The ‘prologue-like’ tutorial is a neat touch in both setting up the story and introducing players to the mechanics. Similarly, I appreciated the way in which your character Heart is crafted and contrasted against the evil robots through the game’s character design and the text dialogue in boss encounters.Obviously, being a roguelike, the story does little more than create an over-the-top premise and inject zany characters that – whilst contributing to the game’s charm – cater for the hack’n’slash gameplay more than seeking to tell an engaging narrative.I’m more mixed when it comes to the game’s presentation. On one hand, I love the character and enemy design, both aesthetically and in terms of their types and attacks. Similarly, the game’s art style is unique and eye-catching. Heart&Slash has a sense of humour and fun, embedded across the game’s art style, character, and even weapon design and dialogue. The rocket-propelled sledgehammer was one of my personal favourite early-run pickups.
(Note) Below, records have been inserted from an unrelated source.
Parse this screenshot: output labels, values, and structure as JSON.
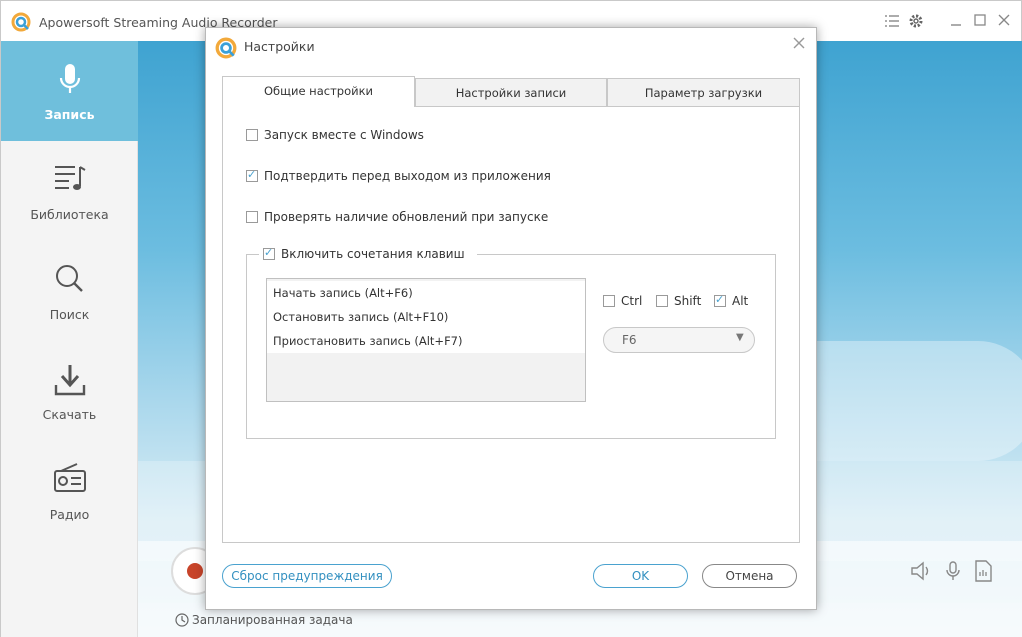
{
  "app": {
    "title": "Apowersoft Streaming Audio Recorder",
    "icons": [
      "logo-icon",
      "list-icon",
      "gear-icon",
      "minimize-icon",
      "maximize-icon",
      "close-icon"
    ]
  },
  "sidebar": {
    "items": [
      {
        "label": "Запись",
        "icon": "microphone-icon",
        "active": true
      },
      {
        "label": "Библиотека",
        "icon": "music-list-icon",
        "active": false
      },
      {
        "label": "Поиск",
        "icon": "search-icon",
        "active": false
      },
      {
        "label": "Скачать",
        "icon": "download-icon",
        "active": false
      },
      {
        "label": "Радио",
        "icon": "radio-icon",
        "active": false
      }
    ]
  },
  "statusbar": {
    "scheduled_task": "Запланированная задача"
  },
  "dialog": {
    "title": "Настройки",
    "tabs": [
      {
        "label": "Общие настройки",
        "active": true
      },
      {
        "label": "Настройки записи",
        "active": false
      },
      {
        "label": "Параметр загрузки",
        "active": false
      }
    ],
    "options": [
      {
        "label": "Запуск вместе с Windows",
        "checked": false
      },
      {
        "label": "Подтвердить перед выходом из приложения",
        "checked": true
      },
      {
        "label": "Проверять наличие обновлений при запуске",
        "checked": false
      }
    ],
    "hotkeys": {
      "enable_label": "Включить сочетания клавиш",
      "enabled": true,
      "items": [
        "Начать запись (Alt+F6)",
        "Остановить запись (Alt+F10)",
        "Приостановить запись (Alt+F7)"
      ],
      "modifiers": [
        {
          "label": "Ctrl",
          "checked": false
        },
        {
          "label": "Shift",
          "checked": false
        },
        {
          "label": "Alt",
          "checked": true
        }
      ],
      "key": "F6"
    },
    "buttons": {
      "reset": "Сброс предупреждения",
      "ok": "OK",
      "cancel": "Отмена"
    }
  },
  "colors": {
    "accent": "#4aa2cf",
    "sidebar_active": "#6fbfdc",
    "record_dot": "#c8442a"
  }
}
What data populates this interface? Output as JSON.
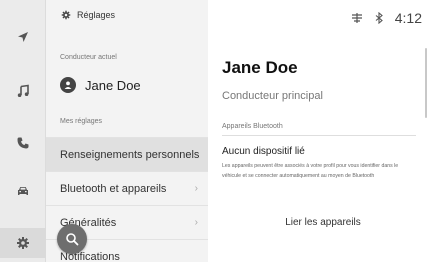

However, whilst the environments gradually change, they never look overly impressive and although the map is randomised, I felt like they were a little too bland. Arenas often appeared the same, or layouts repeated. Certainly, the game does get a little more adventurous in later stages, introducing platforming and verticality, but they never feel particularly inspired.My largest gripe is with the camera, which is terribly finicky. It was overly sensitive, with no option to change its sensitivity, and just felt positioned just a little too far away such that corners of the room or corridors would obscure parts of the screen or the action was hard to make out.A lot rides on the gameplay in a roguelike such as this, and thankfully Heart&Slash holds up pretty decently. The varied array of attacks and the ability to roll offers some almost Dark Souls level of tactics in approach of any new enemy. Experimentation is encouraged with different attacks as various enemy types pose unique challenges but also weaknesses. Weapons pickups are abundant, with three able to be equipped at any given time and used simply by holding the triggers, with each serving different play-styles.Sadly, I felt a slight sense of looseness to the combat. It might have been something to do with the difficulties I had with the camera, maybe the length of the animations or just slight performance issues (although I doubt the latter). Whatever the reasoning, the game lacks the sharpness I deem to be essential to this style of game.Heart&Slash does a commendable job of blending hack’n’slash gameplay with roguelike elements but doesn’t excel in either. The way it endeavours to use fully 3D characters and environments is ambitious, but let down by frustrating camera controls. It’s a solid game, but not one that makes a mark on the genre. I sensed this would have been a game I enjoyed, but rather is felt limited in it’s potential, perhaps more so by the resources available to the independent developers, not their vision.
The PS4 version of Heart&Slash was primarily tested for the purpose of this review.